下邊詳細分析RowSimilarityJob類的實作:
Java代碼
- public class RowSimilarityJob extends AbstractJob {
- @Override
- public int run(String[] args) throws Exception {
- //一大堆載入參數的代碼,忽略
- //第一個MapReduce
- if (shouldRunNextPhase(parsedArgs, currentPhase)) {
- Job normsAndTranspose = prepareJob(getInputPath(), weightsPath, VectorNormMapper.class, IntWritable.class,
- VectorWritable.class, MergeVectorsReducer.class, IntWritable.class, VectorWritable.class);
- normsAndTranspose.setCombinerClass(MergeVectorsCombiner.class);
- Configuration normsAndTransposeConf = normsAndTranspose.getConfiguration();
- normsAndTransposeConf.set(THRESHOLD, String.valueOf(threshold));
- normsAndTransposeConf.set(NORMS_PATH, normsPath.toString());
- normsAndTransposeConf.set(NUM_NON_ZERO_ENTRIES_PATH, numNonZeroEntriesPath.toString());
- normsAndTransposeConf.set(MAXVALUES_PATH, maxValuesPath.toString());
- normsAndTransposeConf.set(SIMILARITY_CLASSNAME, similarityClassname);
- boolean succeeded = normsAndTranspose.waitForCompletion(true);
- if (!succeeded) {
- return -1;
- }
- }
- //第二個MapReduce
- if (shouldRunNextPhase(parsedArgs, currentPhase)) {
- Job pairwiseSimilarity = prepareJob(weightsPath, pairwiseSimilarityPath, CooccurrencesMapper.class,
- IntWritable.class, VectorWritable.class, SimilarityReducer.class, IntWritable.class, VectorWritable.class);
- pairwiseSimilarity.setCombinerClass(VectorSumReducer.class);
- Configuration pairwiseConf = pairwiseSimilarity.getConfiguration();
- pairwiseConf.set(THRESHOLD, String.valueOf(threshold));
- pairwiseConf.set(NORMS_PATH, normsPath.toString());
- pairwiseConf.set(NUM_NON_ZERO_ENTRIES_PATH, numNonZeroEntriesPath.toString());
- pairwiseConf.set(MAXVALUES_PATH, maxValuesPath.toString());
- pairwiseConf.set(SIMILARITY_CLASSNAME, similarityClassname);
- pairwiseConf.setInt(NUMBER_OF_COLUMNS, numberOfColumns);
- pairwiseConf.setBoolean(EXCLUDE_SELF_SIMILARITY, excludeSelfSimilarity);
- boolean succeeded = pairwiseSimilarity.waitForCompletion(true);
- if (!succeeded) {
- return -1;
- }
- }
- //第三個MapReduce
- if (shouldRunNextPhase(parsedArgs, currentPhase)) {
- Job asMatrix = prepareJob(pairwiseSimilarityPath, getOutputPath(), UnsymmetrifyMapper.class,
- IntWritable.class, VectorWritable.class, MergeToTopKSimilaritiesReducer.class, IntWritable.class,
- VectorWritable.class);
- asMatrix.setCombinerClass(MergeToTopKSimilaritiesReducer.class);
- asMatrix.getConfiguration().setInt(MAX_SIMILARITIES_PER_ROW, maxSimilaritiesPerRow);
- boolean succeeded = asMatrix.waitForCompletion(true);
- if (!succeeded) {
- return -1;
- }
- }
- return 0;
- }
可以看到RowSimilityJob也是分成三個MapReduce過程:
1、Mapper :VectorNormMapper類,輸出 ( userid_index, <itemid_index, pref> )類型
Java代碼
- public static class VectorNormMapper extends Mapper<IntWritable,VectorWritable,IntWritable,VectorWritable> {
- @Override
- protected void map(IntWritable row, VectorWritable vectorWritable, Context ctx)

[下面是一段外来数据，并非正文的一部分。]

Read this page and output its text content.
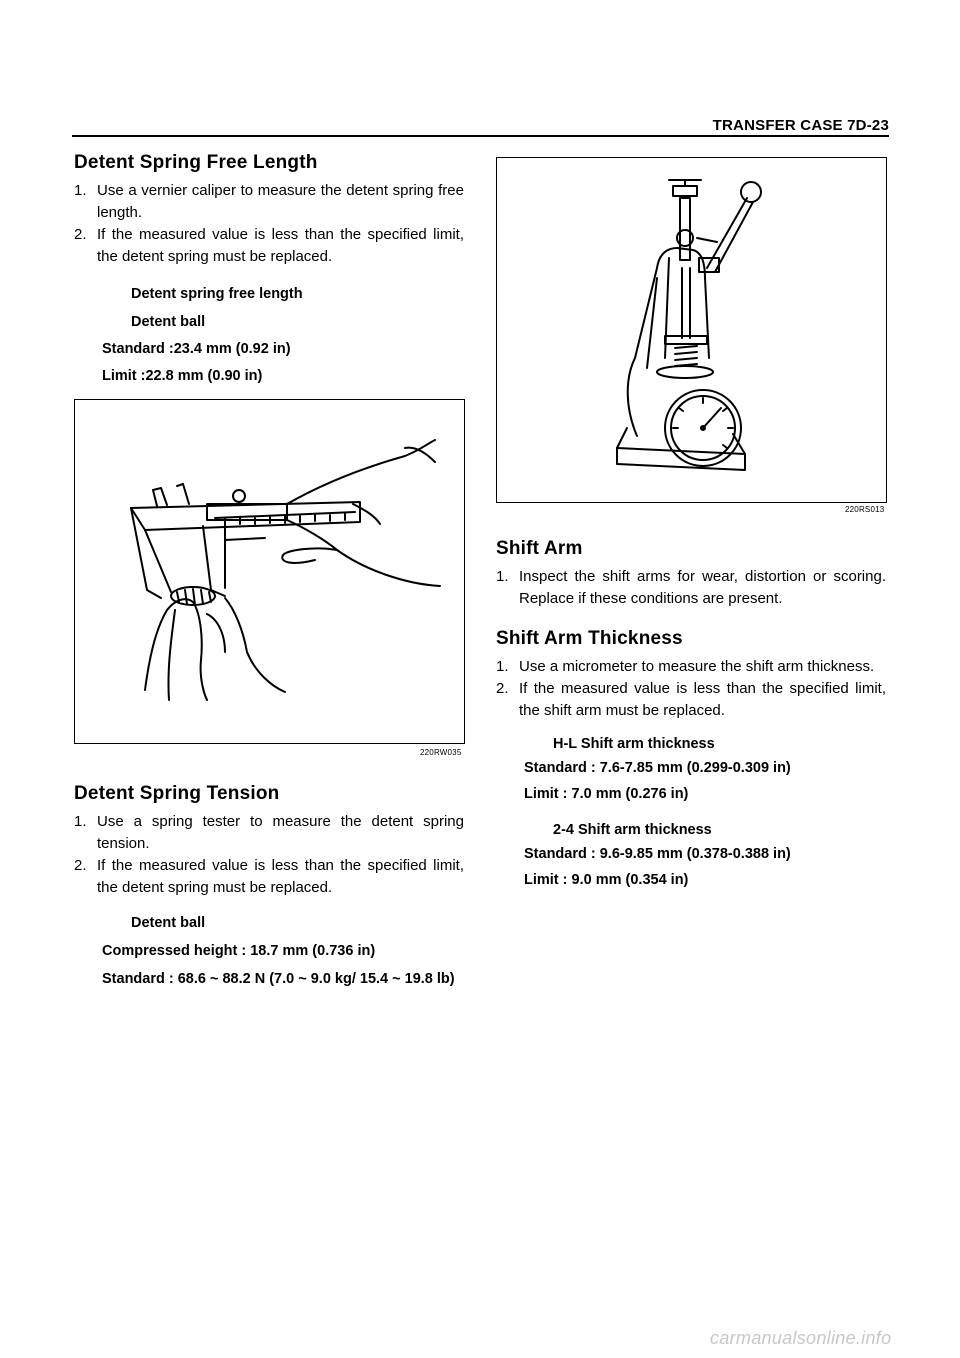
TRANSFER CASE 7D-23
Detent Spring Free Length
1. Use a vernier caliper to measure the detent spring free length.
2. If the measured value is less than the specified limit, the detent spring must be replaced.
Detent spring free length
Detent ball
Standard :23.4 mm (0.92 in)
Limit :22.8 mm (0.90 in)
220RW035
Detent Spring Tension
1. Use a spring tester to measure the detent spring tension.
2. If the measured value is less than the specified limit, the detent spring must be replaced.
Detent ball
Compressed height : 18.7 mm (0.736 in)
Standard : 68.6 ~ 88.2 N (7.0 ~ 9.0 kg/ 15.4 ~ 19.8 lb)
220RS013
Shift Arm
1. Inspect the shift arms for wear, distortion or scoring. Replace if these conditions are present.
Shift Arm Thickness
1. Use a micrometer to measure the shift arm thickness.
2. If the measured value is less than the specified limit, the shift arm must be replaced.
H-L Shift arm thickness
Standard : 7.6-7.85 mm (0.299-0.309 in)
Limit : 7.0 mm (0.276 in)
2-4 Shift arm thickness
Standard : 9.6-9.85 mm (0.378-0.388 in)
Limit : 9.0 mm (0.354 in)
carmanualsonline.info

- throws IOException, InterruptedException {
- Vector rowVector = similarity.normalize(vectorWritable.get());
- int numNonZeroEntries = 0;
- double maxValue = Double.MIN_VALUE;
- Iterator<Vector.Element> nonZeroElements = rowVector.iterateNonZero();
- while (nonZeroElements.hasNext()) {
- Vector.Element element = nonZeroElements.next();
- RandomAccessSparseVector partialColumnVector = new RandomAccessSparseVector(Integer.MAX_VALUE);
- partialColumnVector.setQuick(row.get(), element.get());
- //輸出 ( userid_index, <itemid_index, pref> )類型
- ctx.write(new IntWritable(element.index()), new VectorWritable(partialColumnVector));
- numNonZeroEntries++;
- if (maxValue < element.get()) {
- maxValue = element.get();
- }
- }
- if (threshold != NO_THRESHOLD) {
- nonZeroEntries.setQuick(row.get(), numNonZeroEntries);
- maxValues.setQuick(row.get(), maxValue);
- }
- norms.setQuick(row.get(), similarity.norm(rowVector));
- //計算item的總數
- ctx.getCounter(Counters.ROWS).increment(1);
- }
- }
Reduer : MergeVectorsReducer類,輸入的是(userid_index, <itemid_index, pref>),同一個userid_index在此進行合并,輸出( userid_index, vector<itemid_index, pref> )
Java代碼
- public static class MergeVectorsReducer extends Reducer<IntWritable,VectorWritable,IntWritable,VectorWritable> {
- @Override
- protected void reduce(IntWritable row, Iterable<VectorWritable> partialVectors, Context ctx)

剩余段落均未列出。